Judge: AIG reserves fraud caused big investor loss
NEW YORK (Reuters) - A financial manipulation scheme cost American International Group Inc investors at least $544 million, a judge has estimated, a finding that could mean the five former executives convicted in the fraud will face lengthy prison terms when sentenced.
The case is unrelated to AIG's mortgage-related losses that led to a near collapse of the company in September and an $85 billion emergency line of credit from the U.S. Federal Reserve.
Four former executives at General Re Corp, a unit of Warren Buffett's Berkshire Hathaway Inc, and one former AIG executive were found guilty by a federal jury in Connecticut in February of fraud and conspiracy. The charges stemmed from a reinsurance deal in 2000 that prosecutors said misled investors about AIG's financial condition.
A sentencing date has not yet been set, but the judge's written ruling on Friday on the size of the investors' losses means that each defendant is expected to face stringent sentencing guidelines when their penalties are determined.
In economic crimes, victims' financial losses are central in calculating sentencing guidelines for defendants. The judge's finding that the fraud had more than 250 victims also ratchets up the potential prison time each defendant may face.
Federal sentencing guidelines are advisory for judges, who can depart from them if they choose.
Based on the judge's calculations, the sentencing guidelines in the case likely will be "through the roof," said Douglas Berman, a law professor at Ohio State University and expert in white-collar sentencing matters.

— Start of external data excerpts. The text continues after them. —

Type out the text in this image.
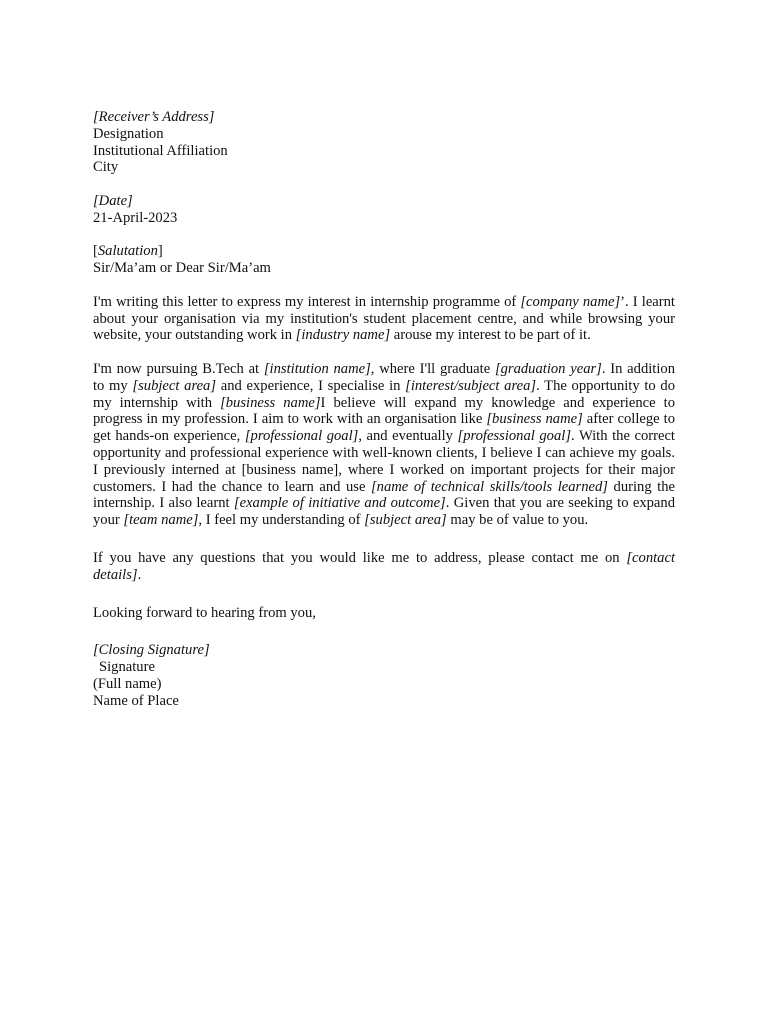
[Receiver’s Address]
Designation
Institutional Affiliation
City
[Date]
21-April-2023
[Salutation]
Sir/Ma’am or Dear Sir/Ma’am

I'm writing this letter to express my interest in internship programme of [company name]’. I learnt about your organisation via my institution's student placement centre, and while browsing your website, your outstanding work in [industry name] arouse my interest to be part of it.

I'm now pursuing B.Tech at [institution name], where I'll graduate [graduation year]. In addition to my [subject area] and experience, I specialise in [interest/subject area]. The opportunity to do my internship with [business name]I believe will expand my knowledge and experience to progress in my profession. I aim to work with an organisation like [business name] after college to get hands-on experience, [professional goal], and eventually [professional goal]. With the correct opportunity and professional experience with well-known clients, I believe I can achieve my goals. I previously interned at [business name], where I worked on important projects for their major customers. I had the chance to learn and use [name of technical skills/tools learned] during the internship. I also learnt [example of initiative and outcome]. Given that you are seeking to expand your [team name], I feel my understanding of [subject area] may be of value to you.

If you have any questions that you would like me to address, please contact me on [contact details].

Looking forward to hearing from you,
[Closing Signature]
Signature
(Full name)
Name of Place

"We're looking at a suggested guideline range of at least decades" of prison time for each defendant, he said. "There is a separate question of whether the judge will consider it necessary and appropriate to impose a prison sentence that is so long, particularly because these are first-time offenders."
Convicted at trial were General Re's former chief executive Ronald Ferguson, former chief financial officer Elizabeth Monrad, former assistant general counsel Robert Graham, former senior vice president Christopher Garand, and AIG former vice president of reinsurance Christian Milton.
Prosecutors, in court papers, have sought "substantial" prison terms. Defense lawyers have pleaded for leniency.
At the center of the case was a finite reinsurance transaction that prosecutors said allowed AIG to improperly boost loss reserves by $500 million in 2000 and 2001, artificially bolstering its share price.
In estimating the investor losses, U.S. District Judge Christopher Droney rejected calculations by a government expert that they could be as high as $1.4 billion. The judge concluded that the same expert, using a different methodology, made a "reasonable estimate" of losses between $544 million and $597 million.